Other supplies, you can get from your local outdoor store (Gander Mountain, Cabela's, Dick's *tehehe*) Mr. Tactical picked up these supplies (minus the little powder bottle...that's for the dog. They need first aid too.....later post. Got it) at Gander Mountain. The snake bit kit, I picked up off of amazon, along with some medical face masks that I just ordered today. It isn't hard, it just takes some planning.

All of this is going to be organized in these awesome boxes i picked up for a dollar each at a flea market, and placed in the a foot locker. See? Priorities. Get Your Shit Together. I'm 26 and for all intents and purposes, I should be more worried about painting my nails, shoes, and selfies (or whatever normal girls my age worry about), and I still manage to worry about this. What's your excuse? (omg these boxes are totes the shiz).

Mr. Tactical and I both have our strong points and tackle different aspects of preparedness in our household. He handles the tactical and protection aspect, and I handle the medical and food storage aspect. This makes it easier and less stressful because everyone basically has their own duties to focus on, and you'll actually want to survive WITH eachother. Have a plan. Be prepared. Don't end up eating people because you didn't take the proper precautions....that shit gives you the shakes.....

Vix Out.


  1. Lisa & I went to the Dollar Tree store last spring and had a cart full of medical supplies for around $50. However, we need to get some additional items as shown. Thanks for reminding me. Good post.

  2. I don't know your level of training, but this course may (or may not be) helpful:

    This is the Wilderness Medicine First Responder course, and although I have linked a specific location/company, others exist. It is designed to teach you what you can do if lost out in the wilderness, which may describe what reality will look like should the S actually HTF. No prior experience or training required.
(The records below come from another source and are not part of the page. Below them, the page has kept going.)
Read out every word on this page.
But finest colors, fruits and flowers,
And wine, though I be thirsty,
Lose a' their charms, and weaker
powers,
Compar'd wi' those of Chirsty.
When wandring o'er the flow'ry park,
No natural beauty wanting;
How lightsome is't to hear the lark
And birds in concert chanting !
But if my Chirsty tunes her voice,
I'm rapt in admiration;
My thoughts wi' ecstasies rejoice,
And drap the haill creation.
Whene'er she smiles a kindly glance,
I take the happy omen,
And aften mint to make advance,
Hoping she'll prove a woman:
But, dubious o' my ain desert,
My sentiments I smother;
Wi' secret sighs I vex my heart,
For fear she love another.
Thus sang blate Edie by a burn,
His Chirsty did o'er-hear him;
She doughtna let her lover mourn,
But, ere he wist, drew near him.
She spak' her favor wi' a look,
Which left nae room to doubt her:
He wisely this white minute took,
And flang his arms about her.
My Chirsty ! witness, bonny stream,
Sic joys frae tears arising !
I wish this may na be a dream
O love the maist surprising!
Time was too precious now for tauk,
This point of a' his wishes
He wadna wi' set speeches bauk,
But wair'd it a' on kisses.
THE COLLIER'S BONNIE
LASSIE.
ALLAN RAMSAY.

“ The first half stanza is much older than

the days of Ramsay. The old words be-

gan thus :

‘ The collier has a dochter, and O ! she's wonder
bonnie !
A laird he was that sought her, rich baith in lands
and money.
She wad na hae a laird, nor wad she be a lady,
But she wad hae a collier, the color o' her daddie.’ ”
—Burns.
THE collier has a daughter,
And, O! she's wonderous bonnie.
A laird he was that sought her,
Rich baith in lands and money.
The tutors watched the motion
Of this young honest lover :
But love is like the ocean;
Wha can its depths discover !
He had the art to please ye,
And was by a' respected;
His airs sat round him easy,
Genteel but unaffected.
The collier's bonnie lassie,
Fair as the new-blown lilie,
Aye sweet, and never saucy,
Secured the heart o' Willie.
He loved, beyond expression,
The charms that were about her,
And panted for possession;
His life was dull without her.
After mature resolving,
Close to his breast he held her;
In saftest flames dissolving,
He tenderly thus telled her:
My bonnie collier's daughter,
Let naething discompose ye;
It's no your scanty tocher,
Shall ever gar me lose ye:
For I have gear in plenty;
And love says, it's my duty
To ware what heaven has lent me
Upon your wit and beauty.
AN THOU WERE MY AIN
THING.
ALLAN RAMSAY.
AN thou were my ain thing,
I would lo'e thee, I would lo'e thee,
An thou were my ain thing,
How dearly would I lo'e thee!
  3. Got it covered in house ;) I'm a lucky girl

  4. Great post MDV! I do this also. Some of my plastic totes have handles for easy transportation, but I learned the hard way, make sure the lids have a secure, not wimpy fastening system or you end up with every thing on the floor. ;-)
    I also try to make sure the items I buy are made in the USA...because, well, ahem, let me adjust my tin foil hat, I don't trust commie nations (China) to make supplies that I put on my body, lotions, shampoos, antibiotic ointment, bandages, etc. I know this is a bit out there, but think about it, what better way to poison millions of people undetected that through their skin. It may not be happening now, but as the stakes rise in our global arena all bets will be off.
    Oh, one more thing if you can't afford Israeli bandages, buy old fashioned Kotex pads, they will absorb a lot of blood. Sorry guys. ;-)
    Miss Violet

  5. Oh, and I forgot to add, disposable diapers and the large square pads that are made to train dogs also can come in really handy.